大人しく見ていると、リモデルさんはモグラのことを糸で軽く刺激して起こすと……
その体を糸で巻き、操り人形にする。
操り人形になったモグラはリモデルさんの耳元で何かをボソボソと伝えてきた。
こっちにも伝えてほしいんすけど……
もしかして、恥ずかしがり屋なんすかね。戦いの時はあんなに積極的だったというのに。
「……みんな、どうやら服はここから遥かに離れた丘の茂みに捨ててきたらしいんだ」
「なっ……そうなんすか……?」
「ああ。普通に行ったら届かない。だが、俺なら全速力で走れば、見つけた上でパーティまでに間に合う可能性がある。みんなは服を作っていてくれ」
「……い、いや……服を作るのなら、わざわざ取りに行く必要はないって。やめた方が……」
ドルイディさん……おれも同意見っす。
「……みんなが一生懸命作った服を……そのまま丘に捨てっぱなしにしていろと言うのか? 俺にはそんなことはできない。絶対にパーティまでには戻る。だから、みんなはそれまでの間、服を作ってくれ」
「……わかった。でも、絶対……絶対戻ってよ」
「何度も言わせるな、ドルイディ。俺はちゃんと『絶対』と言った。それは何が何でも戻るつもりということだ。心配しないで待っていてくれ」
頭をポンポンと撫でてくれながら、ウインク……
おれは一体何を見せられてんすかね。こんなところで、こんな状況で……仲良しカップルのイチャイチャを眼前で見せられることになるとは……

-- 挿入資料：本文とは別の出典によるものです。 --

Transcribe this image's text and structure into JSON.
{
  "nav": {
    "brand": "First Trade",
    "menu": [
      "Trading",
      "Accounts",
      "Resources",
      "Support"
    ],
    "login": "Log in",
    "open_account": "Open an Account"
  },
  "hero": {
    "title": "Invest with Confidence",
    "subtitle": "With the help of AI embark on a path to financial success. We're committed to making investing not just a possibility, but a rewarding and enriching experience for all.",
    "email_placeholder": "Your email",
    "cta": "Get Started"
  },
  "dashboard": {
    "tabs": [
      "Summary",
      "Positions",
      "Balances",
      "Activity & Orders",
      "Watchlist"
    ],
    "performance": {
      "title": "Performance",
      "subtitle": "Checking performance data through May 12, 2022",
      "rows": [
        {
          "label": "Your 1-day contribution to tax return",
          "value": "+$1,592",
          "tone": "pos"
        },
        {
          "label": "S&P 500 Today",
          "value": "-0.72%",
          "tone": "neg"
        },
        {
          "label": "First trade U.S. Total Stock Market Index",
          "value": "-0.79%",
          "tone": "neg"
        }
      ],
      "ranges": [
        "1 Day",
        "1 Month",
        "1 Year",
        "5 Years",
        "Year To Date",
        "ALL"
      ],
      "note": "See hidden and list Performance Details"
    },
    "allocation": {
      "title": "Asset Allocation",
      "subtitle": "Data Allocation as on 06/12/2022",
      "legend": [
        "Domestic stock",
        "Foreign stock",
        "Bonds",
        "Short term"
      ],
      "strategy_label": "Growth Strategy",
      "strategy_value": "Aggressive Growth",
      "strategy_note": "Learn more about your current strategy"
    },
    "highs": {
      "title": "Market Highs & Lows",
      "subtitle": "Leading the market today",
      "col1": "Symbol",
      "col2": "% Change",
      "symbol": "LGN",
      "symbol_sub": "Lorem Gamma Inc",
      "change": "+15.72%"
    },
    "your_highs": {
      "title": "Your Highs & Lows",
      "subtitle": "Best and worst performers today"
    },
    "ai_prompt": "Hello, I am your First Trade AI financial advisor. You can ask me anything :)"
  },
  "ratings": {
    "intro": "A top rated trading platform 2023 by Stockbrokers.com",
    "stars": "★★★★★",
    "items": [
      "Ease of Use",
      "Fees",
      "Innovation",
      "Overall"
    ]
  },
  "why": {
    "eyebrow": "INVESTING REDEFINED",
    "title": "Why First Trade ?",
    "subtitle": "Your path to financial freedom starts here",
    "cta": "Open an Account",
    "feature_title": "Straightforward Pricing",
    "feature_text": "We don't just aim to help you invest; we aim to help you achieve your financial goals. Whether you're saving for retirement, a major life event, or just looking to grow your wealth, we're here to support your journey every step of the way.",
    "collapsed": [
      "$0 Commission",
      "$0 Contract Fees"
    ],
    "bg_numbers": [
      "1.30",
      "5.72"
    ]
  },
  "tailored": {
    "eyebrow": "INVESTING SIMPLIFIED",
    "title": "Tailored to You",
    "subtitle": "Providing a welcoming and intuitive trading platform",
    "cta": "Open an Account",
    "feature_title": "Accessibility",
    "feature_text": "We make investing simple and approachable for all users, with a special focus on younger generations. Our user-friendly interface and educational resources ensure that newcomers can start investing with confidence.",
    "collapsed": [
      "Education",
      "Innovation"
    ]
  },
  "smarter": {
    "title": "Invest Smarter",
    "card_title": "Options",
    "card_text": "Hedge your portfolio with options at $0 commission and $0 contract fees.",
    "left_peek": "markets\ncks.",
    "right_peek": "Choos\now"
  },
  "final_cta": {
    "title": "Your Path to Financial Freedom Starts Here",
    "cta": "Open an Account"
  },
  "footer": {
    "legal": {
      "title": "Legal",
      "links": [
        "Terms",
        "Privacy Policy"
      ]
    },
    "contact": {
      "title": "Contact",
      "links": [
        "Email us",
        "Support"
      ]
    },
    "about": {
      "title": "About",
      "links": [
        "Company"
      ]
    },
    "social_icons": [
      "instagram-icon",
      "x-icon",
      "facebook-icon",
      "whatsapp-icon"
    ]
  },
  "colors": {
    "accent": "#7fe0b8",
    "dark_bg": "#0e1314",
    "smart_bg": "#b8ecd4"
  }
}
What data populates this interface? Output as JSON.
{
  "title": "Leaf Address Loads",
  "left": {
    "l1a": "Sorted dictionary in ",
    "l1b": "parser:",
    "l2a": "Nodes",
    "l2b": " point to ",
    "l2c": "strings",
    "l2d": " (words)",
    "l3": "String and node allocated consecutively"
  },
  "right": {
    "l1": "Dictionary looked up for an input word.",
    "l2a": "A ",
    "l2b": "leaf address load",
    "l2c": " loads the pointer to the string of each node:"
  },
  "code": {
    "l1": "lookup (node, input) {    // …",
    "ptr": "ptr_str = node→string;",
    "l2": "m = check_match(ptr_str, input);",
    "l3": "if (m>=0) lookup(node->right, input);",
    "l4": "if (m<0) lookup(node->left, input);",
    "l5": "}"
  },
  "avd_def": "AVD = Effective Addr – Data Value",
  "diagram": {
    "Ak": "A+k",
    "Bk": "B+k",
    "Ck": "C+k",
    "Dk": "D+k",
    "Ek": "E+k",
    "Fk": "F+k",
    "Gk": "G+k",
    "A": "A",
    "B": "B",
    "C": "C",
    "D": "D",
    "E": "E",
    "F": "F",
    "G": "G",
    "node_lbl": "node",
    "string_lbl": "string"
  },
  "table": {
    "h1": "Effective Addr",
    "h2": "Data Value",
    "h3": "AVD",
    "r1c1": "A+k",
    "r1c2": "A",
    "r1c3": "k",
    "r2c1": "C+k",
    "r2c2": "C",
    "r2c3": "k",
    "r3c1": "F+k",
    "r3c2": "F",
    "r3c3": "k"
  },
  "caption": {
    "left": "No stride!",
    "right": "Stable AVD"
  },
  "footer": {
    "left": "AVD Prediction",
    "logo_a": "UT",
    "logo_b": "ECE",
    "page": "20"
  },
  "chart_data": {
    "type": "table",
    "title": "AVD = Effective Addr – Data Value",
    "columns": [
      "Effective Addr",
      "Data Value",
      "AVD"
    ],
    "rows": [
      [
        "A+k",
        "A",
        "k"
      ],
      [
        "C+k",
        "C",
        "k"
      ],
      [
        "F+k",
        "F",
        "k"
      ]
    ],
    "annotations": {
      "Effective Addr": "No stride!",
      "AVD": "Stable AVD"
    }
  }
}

会場にて修復を行っていた時もモグラ共と戦っていた時にも予想すらしなかったっすよ。
ため息をつきつつも、おれは皆さん……エフィジィさんたちに向かって言い放っていく。
「皆さん、それじゃあ、自分らは早く部屋に向かうっす。パーティが始まるまでの時間はもう残り僅か。とっとと戻って、服を作りあげてしまうっす」
おれはエフィジィさんの手を掴んだ後、ドルイディさんとディエルドさんに向かってそう言う。
残りは……多分、一時間はある。
……いや、話していた時間もあるから、一時間も残っていないかもしれないっすね。
とにかく、早く向かうに越したことはない。
そう思って一心不乱に向かって数秒……
見えたのは部屋の扉……
……の前に佇む三人の人形だったっす。
「手伝いましょう。服を作るのでしょう?」
ギュフィアさん、ルドフィアさん……そして……
「やるッスよ。ヒグリと……姉さんたち」
レグ師匠だったっす。
やる気……出てきたっすねぇ!
おれはエフィジィさんから一旦手を離すと、その手で御三方の手を握った後……
空手で扉の取っ手を引っ張ったっす。